Alors que la fiscalité automobile ne cesse de se complexifier et de s’alourdir en France, une nouvelle mesure fait bondir les associations de défense des droits des personnes en situation de handicap. À partir du 1er janvier prochain, un malus rétroactif s’appliquera à certaines voitures d’occasion. Et si cette disposition ne concerne qu’un nombre restreint de véhicules, elle risque d’avoir un impact disproportionné sur une population déjà fragilisée.
Une mesure mal comprise… mais bien réelle
Lors de l’annonce initiale de cette réforme, de nombreux observateurs ont cru à tort que toutes les voitures d’occasion allaient être soumises à un malus écologique, même rétroactivement.
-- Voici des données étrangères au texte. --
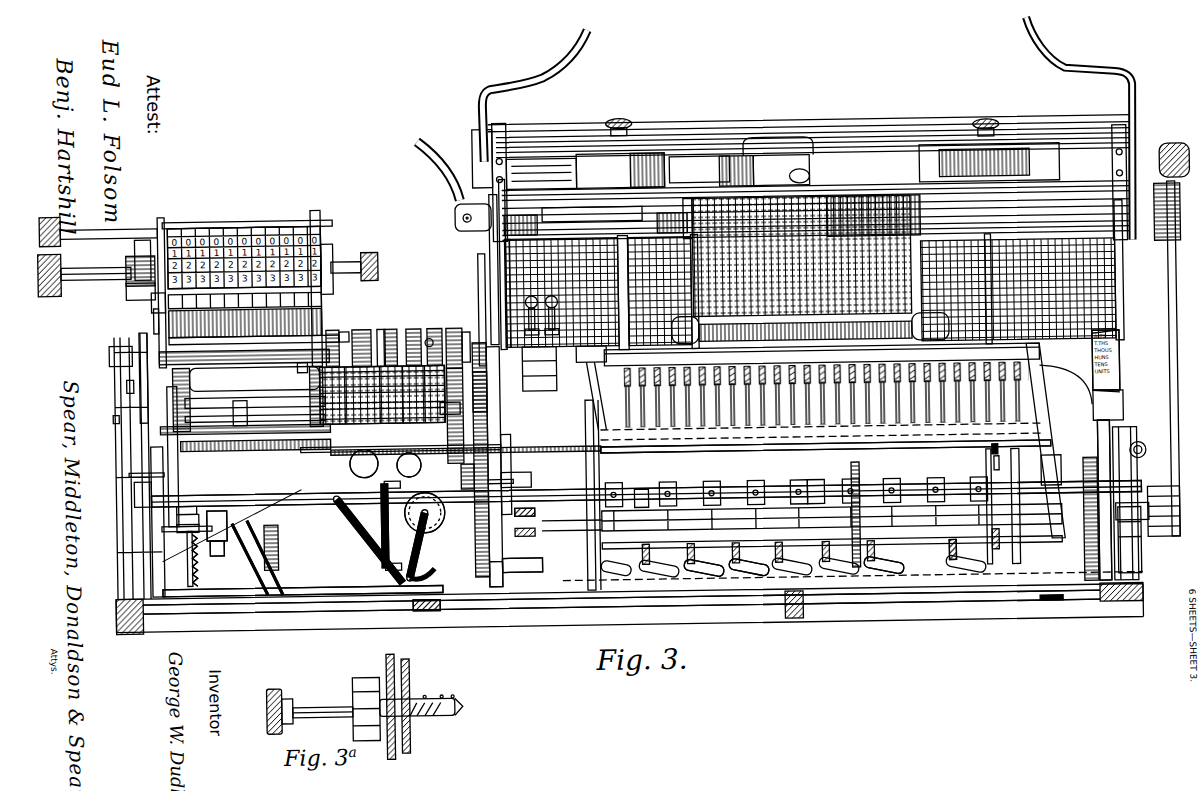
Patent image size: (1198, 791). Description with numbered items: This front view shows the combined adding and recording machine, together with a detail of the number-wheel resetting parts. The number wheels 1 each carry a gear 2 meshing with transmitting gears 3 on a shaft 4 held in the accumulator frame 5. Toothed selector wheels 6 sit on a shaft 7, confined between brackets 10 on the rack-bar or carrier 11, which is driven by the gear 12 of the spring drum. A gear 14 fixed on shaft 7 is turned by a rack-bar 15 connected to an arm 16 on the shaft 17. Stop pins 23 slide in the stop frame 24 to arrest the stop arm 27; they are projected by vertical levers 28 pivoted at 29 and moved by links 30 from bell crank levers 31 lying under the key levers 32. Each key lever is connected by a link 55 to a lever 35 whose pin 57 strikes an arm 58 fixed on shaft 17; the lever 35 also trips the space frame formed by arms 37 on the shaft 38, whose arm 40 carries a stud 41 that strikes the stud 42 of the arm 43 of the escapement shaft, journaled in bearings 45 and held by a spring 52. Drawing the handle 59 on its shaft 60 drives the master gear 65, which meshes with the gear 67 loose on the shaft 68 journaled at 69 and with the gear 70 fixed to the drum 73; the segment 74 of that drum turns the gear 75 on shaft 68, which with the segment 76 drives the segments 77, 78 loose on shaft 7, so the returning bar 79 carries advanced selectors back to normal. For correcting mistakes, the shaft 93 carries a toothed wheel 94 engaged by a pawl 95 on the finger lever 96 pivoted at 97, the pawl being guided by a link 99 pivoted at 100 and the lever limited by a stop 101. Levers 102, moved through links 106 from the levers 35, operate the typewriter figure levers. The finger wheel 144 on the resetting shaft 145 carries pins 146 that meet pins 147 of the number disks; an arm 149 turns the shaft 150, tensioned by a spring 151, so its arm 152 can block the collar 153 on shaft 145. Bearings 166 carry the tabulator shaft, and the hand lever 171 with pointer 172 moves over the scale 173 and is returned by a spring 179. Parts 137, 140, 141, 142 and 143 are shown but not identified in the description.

In FIG. 3, the number wheels 1 is at (165, 213).
In FIG. 3A, the number wheels 1 is at (404, 662).
In FIG. 3, the gear 2 is at (178, 222).
In FIG. 3, the transmitting gears 3 is at (323, 330).
In FIG. 3, the shaft 4 is at (155, 310).
In FIG. 3, the frame of the accumulator mechanism 5 is at (330, 212).
In FIG. 3A, the frame of the accumulator mechanism 5 is at (388, 656).
In FIG. 3, the selector wheels 6 is at (410, 326).
In FIG. 3, the shaft 7 is at (232, 398).
In FIG. 3, the brackets 10 is at (310, 398).
In FIG. 3, the rack-bar or carrier 11 is at (300, 445).
In FIG. 3, the gear 12 is at (255, 545).
In FIG. 3, the gear 14 is at (140, 345).
In FIG. 3, the rack-bar 15 is at (127, 380).
In FIG. 3, the arm 16 is at (128, 468).
In FIG. 3, the shaft 17 is at (145, 495).
In FIG. 3, the stop pins 23 is at (483, 300).
In FIG. 3, the stop frame 24 is at (528, 302).
In FIG. 3, the stop arm 27 is at (490, 325).
In FIG. 3, the vertical levers 28 is at (590, 362).
In FIG. 3, the pivot 29 is at (532, 479).
In FIG. 3, the links 30 is at (568, 598).
In FIG. 3, the bell crank levers 31 is at (690, 580).
In FIG. 3, the key lever 32 is at (740, 580).
In FIG. 3, the lever 35 is at (990, 474).
In FIG. 3, the arms 37 is at (533, 512).
In FIG. 3, the shaft 38 is at (540, 563).
In FIG. 3, the arm 40 is at (215, 552).
In FIG. 3, the stud 41 is at (185, 528).
In FIG. 3, the stud 42 is at (180, 505).
In FIG. 3, the arm 43 is at (175, 520).
In FIG. 3, the bearings 45 is at (232, 548).
In FIG. 3, the spring 52 is at (188, 565).
In FIG. 3, the links 55 is at (990, 540).
In FIG. 3, the pin 57 is at (855, 580).
In FIG. 3, the arm 58 is at (815, 483).
In FIG. 3, the handle 59 is at (1172, 440).
In FIG. 3, the shaft 60 is at (1140, 540).
In FIG. 3, the master gear 65 is at (500, 575).
In FIG. 3, the gear 67 is at (487, 385).
In FIG. 3, the shaft 68 is at (250, 420).
In FIG. 3, the journal 69 is at (113, 412).
In FIG. 3, the gear 70 is at (495, 450).
In FIG. 3, the drum 73 is at (230, 393).
In FIG. 3, the segment 74 is at (412, 463).
In FIG. 3, the gear 75 is at (445, 408).
In FIG. 3, the toothed segment 76 is at (190, 440).
In FIG. 3, the toothed segment 77 is at (450, 330).
In FIG. 3, the toothed segment 78 is at (510, 480).
In FIG. 3, the selector returning bar 79 is at (240, 356).
In FIG. 3, the shaft 93 is at (423, 528).
In FIG. 3, the toothed wheel 94 is at (440, 515).
In FIG. 3, the pawl 95 is at (362, 520).
In FIG. 3, the finger lever 96 is at (275, 540).
In FIG. 3, the pivot 97 is at (418, 560).
In FIG. 3, the link 99 is at (395, 560).
In FIG. 3, the pivot 100 is at (412, 596).
In FIG. 3, the stop 101 is at (335, 560).
In FIG. 3, the levers 102 is at (993, 455).
In FIG. 3, the links 106 is at (993, 470).
In FIG. 3, the knob 137 is at (332, 262).
In FIG. 3, the arm 140 is at (465, 330).
In FIG. 3, the wheel 141 is at (335, 340).
In FIG. 3, the lever 142 is at (152, 294).
In FIG. 3, the bracket 143 is at (112, 345).
In FIG. 3, the finger wheel 144 is at (50, 290).
In FIG. 3A, the finger wheel 144 is at (272, 684).
In FIG. 3, the shaft 145 is at (85, 270).
In FIG. 3A, the shaft 145 is at (318, 703).
In FIG. 3A, the pins 146 is at (410, 713).
In FIG. 3A, the pins 147 is at (412, 693).
In FIG. 3, the arm 149 is at (400, 326).
In FIG. 3, the shaft 150 is at (382, 326).
In FIG. 3, the spring 151 is at (300, 365).
In FIG. 3, the arm 152 is at (130, 258).
In FIG. 3, the cam or collar 153 is at (147, 233).
In FIG. 3A, the cam or collar 153 is at (364, 674).
In FIG. 3, the bearings 166 is at (1140, 570).
In FIG. 3, the lever 171 is at (1125, 295).
In FIG. 3, the pointer 172 is at (1120, 338).
In FIG. 3, the scale 173 is at (1120, 398).
In FIG. 3, the spring 179 is at (1145, 465).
Une idée qui a suscité un tollé sur les réseaux sociaux. En réalité, la mesure cible uniquement certains cas particuliers : les véhicules n’ayant pas été soumis à un malus lors de leur première immatriculation. C’est le cas, notamment, des voitures acquises par des diplomates, mais surtout de celles achetées par des personnes en situation de handicap bénéficiant d’exonérations spécifiques.
Ce malus ne concernera donc pas la majorité des véhicules d’occasion. Cependant, son application à une catégorie aussi spécifique et vulnérable soulève de nombreuses questions d’ordre éthique et social.
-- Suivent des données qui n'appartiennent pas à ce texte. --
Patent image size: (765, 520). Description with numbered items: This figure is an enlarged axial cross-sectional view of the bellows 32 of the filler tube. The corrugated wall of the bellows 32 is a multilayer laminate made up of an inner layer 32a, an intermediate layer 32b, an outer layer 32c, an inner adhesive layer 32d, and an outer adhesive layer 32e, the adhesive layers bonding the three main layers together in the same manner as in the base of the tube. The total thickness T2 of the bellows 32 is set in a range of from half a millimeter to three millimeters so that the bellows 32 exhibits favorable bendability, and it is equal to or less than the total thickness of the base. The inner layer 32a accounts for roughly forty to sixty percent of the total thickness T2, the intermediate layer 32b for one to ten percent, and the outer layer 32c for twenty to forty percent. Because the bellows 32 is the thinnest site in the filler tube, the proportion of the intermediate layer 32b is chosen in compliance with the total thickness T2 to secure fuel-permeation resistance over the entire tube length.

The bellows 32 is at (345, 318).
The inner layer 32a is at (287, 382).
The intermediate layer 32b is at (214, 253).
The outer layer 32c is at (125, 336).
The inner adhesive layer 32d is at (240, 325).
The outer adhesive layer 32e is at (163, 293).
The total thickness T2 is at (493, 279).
Un dispositif qui pénalise les vendeurs handicapés
La nouvelle règle prévoit que, lors de la revente d’un véhicule de moins de dix ans qui avait été initialement exonéré de malus, un malus sera cette fois appliqué, même si la voiture a déjà roulé plusieurs années. Le montant sera certes dégressif selon l’âge et le kilométrage du véhicule, mais il représentera tout de même une charge non négligeable pour l’acheteur. Résultat : les vendeurs handicapés, jusqu’ici protégés par des exonérations à l’achat, verront leur capacité à revendre leur voiture s’effondrer.
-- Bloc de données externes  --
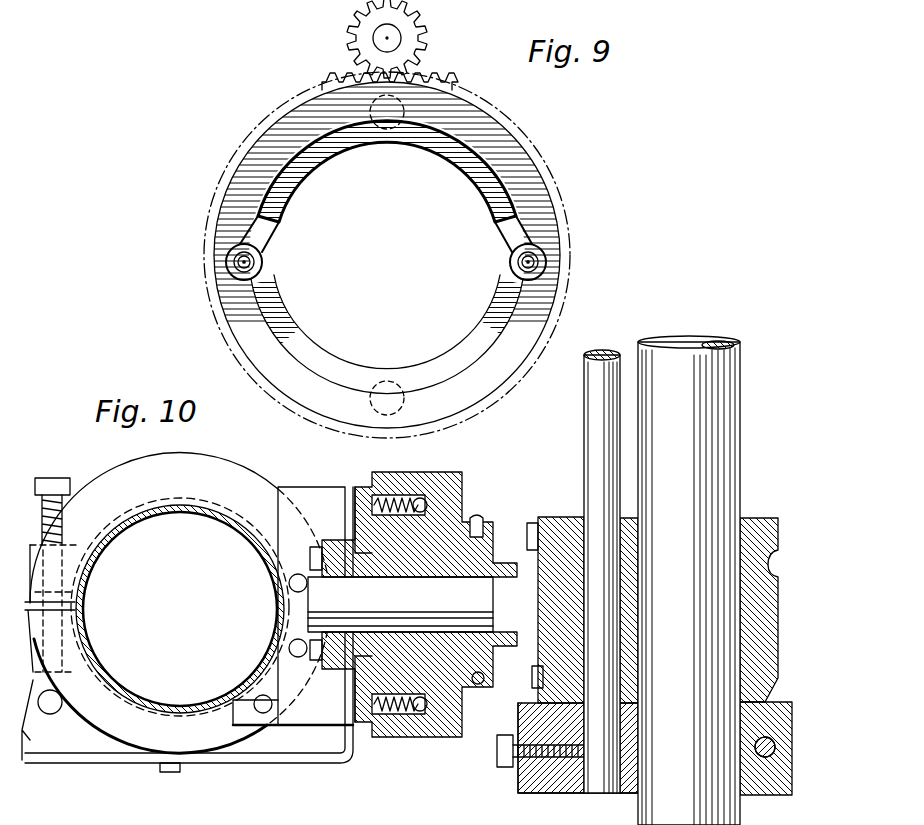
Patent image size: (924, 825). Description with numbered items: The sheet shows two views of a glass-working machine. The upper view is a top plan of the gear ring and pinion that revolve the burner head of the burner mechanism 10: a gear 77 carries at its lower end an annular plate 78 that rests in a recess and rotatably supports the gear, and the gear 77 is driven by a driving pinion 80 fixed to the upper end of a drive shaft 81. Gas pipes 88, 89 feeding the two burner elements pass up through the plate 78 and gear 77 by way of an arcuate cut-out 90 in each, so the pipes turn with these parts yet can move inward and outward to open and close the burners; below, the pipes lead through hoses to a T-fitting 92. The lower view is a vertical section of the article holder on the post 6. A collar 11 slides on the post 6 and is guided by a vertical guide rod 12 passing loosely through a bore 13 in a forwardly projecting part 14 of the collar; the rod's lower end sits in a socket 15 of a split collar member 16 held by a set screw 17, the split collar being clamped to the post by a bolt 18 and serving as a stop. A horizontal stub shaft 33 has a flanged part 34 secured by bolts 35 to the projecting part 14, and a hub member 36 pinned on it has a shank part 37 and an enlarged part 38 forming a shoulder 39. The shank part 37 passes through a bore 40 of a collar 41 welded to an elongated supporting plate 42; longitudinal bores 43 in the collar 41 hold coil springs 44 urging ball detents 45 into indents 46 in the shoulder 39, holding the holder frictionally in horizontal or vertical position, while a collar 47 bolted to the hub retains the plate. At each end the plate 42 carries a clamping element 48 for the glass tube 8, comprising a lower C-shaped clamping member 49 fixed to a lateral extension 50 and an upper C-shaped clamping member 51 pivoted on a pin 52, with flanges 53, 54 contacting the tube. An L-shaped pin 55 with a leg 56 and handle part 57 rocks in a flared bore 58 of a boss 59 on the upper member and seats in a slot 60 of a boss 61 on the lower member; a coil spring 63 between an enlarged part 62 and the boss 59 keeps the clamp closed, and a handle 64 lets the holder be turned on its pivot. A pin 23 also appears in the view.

In FIG. 10, the post 6 is at (740, 415).
In FIG. 10, the glass tube 8 is at (196, 700).
In FIG. 9, the burner mechanism 10 is at (580, 189).
In FIG. 10, the collar 11 is at (758, 518).
In FIG. 10, the guide rod 12 is at (584, 412).
In FIG. 10, the bore 13 is at (575, 528).
In FIG. 10, the forwardly projecting part 14 is at (570, 517).
In FIG. 10, the socket 15 is at (570, 793).
In FIG. 10, the split collar member 16 is at (525, 793).
In FIG. 10, the set screw 17 is at (500, 767).
In FIG. 10, the bolt 18 is at (770, 740).
In FIG. 10, the pin 23 is at (515, 719).
In FIG. 10, the stub shaft 33 is at (484, 683).
In FIG. 10, the flanged part 34 is at (555, 517).
In FIG. 10, the bolts 35 is at (527, 530).
In FIG. 10, the hub member 36 is at (470, 520).
In FIG. 10, the shank part 37 is at (352, 492).
In FIG. 10, the enlarged part 38 is at (440, 745).
In FIG. 10, the shoulder 39 is at (440, 472).
In FIG. 10, the bore 40 is at (466, 700).
In FIG. 10, the collar 41 is at (400, 737).
In FIG. 10, the supporting plate 42 is at (362, 737).
In FIG. 10, the longitudinal bores 43 is at (393, 490).
In FIG. 10, the coil springs 44 is at (385, 737).
In FIG. 10, the ball detents 45 is at (440, 472).
In FIG. 10, the indents 46 is at (112, 682).
In FIG. 10, the collar 47 is at (330, 680).
In FIG. 10, the clamping element 48 is at (125, 464).
In FIG. 10, the lower C-shaped clamping member 49 is at (118, 748).
In FIG. 10, the lateral extension 50 is at (280, 487).
In FIG. 10, the upper C-shaped clamping member 51 is at (170, 458).
In FIG. 10, the pin 52 is at (288, 586).
In FIG. 10, the flange 53 is at (145, 718).
In FIG. 10, the flange 54 is at (200, 498).
In FIG. 10, the L-shaped pin 55 is at (38, 478).
In FIG. 10, the leg 56 is at (62, 512).
In FIG. 10, the handle part 57 is at (62, 706).
In FIG. 10, the bore 58 is at (62, 595).
In FIG. 10, the boss 59 is at (70, 578).
In FIG. 10, the slot 60 is at (76, 655).
In FIG. 10, the boss 61 is at (39, 720).
In FIG. 10, the enlarged part 62 is at (60, 478).
In FIG. 10, the coil spring 63 is at (62, 528).
In FIG. 10, the handle 64 is at (132, 763).
In FIG. 9, the gear 77 is at (522, 147).
In FIG. 9, the annular plate 78 is at (300, 330).
In FIG. 9, the driving pinion 80 is at (430, 40).
In FIG. 9, the drive shaft 81 is at (373, 38).
In FIG. 9, the gas pipe 88 is at (516, 258).
In FIG. 9, the gas pipe 89 is at (254, 252).
In FIG. 9, the arcuate cut-out 90 is at (276, 267).
In FIG. 10, the T-fitting 92 is at (400, 701).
« Le véhicule, pour de nombreuses personnes en situation de handicap, n’est pas un luxe mais une nécessité vitale. Il garantit leur mobilité, leur autonomie et parfois même leur insertion sociale ou professionnelle », alerte la FNATH (Fédération nationale des accidentés du travail et des handicapés). En rendant la revente de ces véhicules plus difficile, l’État impose indirectement un nouveau coût à une population déjà confrontée à de multiples obstacles.
Un manque d’écoute des associations
Malgré les multiples avertissements et demandes de retrait de cette disposition, le gouvernement a maintenu le malus rétroactif dans le cadre du vote du budget. L’amendement est donc entériné et s’appliquera dès le 1er janvier 2026. Pour la FNATH, cette décision est incompréhensible : « Porter atteinte à la valeur de revente d’un véhicule qui a déjà bénéficié d’un abattement pour des raisons de handicap revient à nier les besoins spécifiques de ces personnes. »
D’un point de vue fiscal, cette taxe ne devrait pourtant rapporter que très peu à l’État. Le nombre de véhicules concernés étant limité, les recettes potentielles resteront marginales. Ce qui renforce le sentiment d’injustice et d’acharnement fiscal ressenti par les principaux concernés.
Une pression sociale croissante sur le gouvernement
Face à la polémique, certains parlementaires envisagent déjà de proposer un amendement ou un décret pour corriger le tir. Il s’agirait, dans l’idéal, d’exempter explicitement les personnes en situation de handicap de ce malus à la revente, ou de maintenir l’exonération sur toute la durée de vie du véhicule. Une telle clarification permettrait d’éviter que cette mesure ne vienne amplifier les inégalités déjà existantes.
Mais pour l’heure, aucune annonce officielle n’a été faite en ce sens. Et sans geste fort de la part des pouvoirs publics, cette nouvelle mesure pourrait devenir un symbole de la déconnexion entre les réalités vécues par les personnes handicapées et les décisions prises dans les hautes sphères de l’administration fiscale.
Une fiscalité automobile de plus en plus contestée
Ce malus rétroactif s’ajoute à une série de mesures fiscales qui complexifient considérablement l’achat, la revente et l’usage de véhicules en France. Entre le malus CO₂, le malus au poids, et les zones à faibles émissions (ZFE), de nombreux Français peinent à suivre l’évolution des règles et à anticiper les coûts.
Dans ce contexte, la taxation rétroactive de certains véhicules d’occasion apparaît comme une ligne rouge franchie, notamment lorsqu’elle touche des populations pour qui le véhicule personnel n’est pas un choix, mais une nécessité.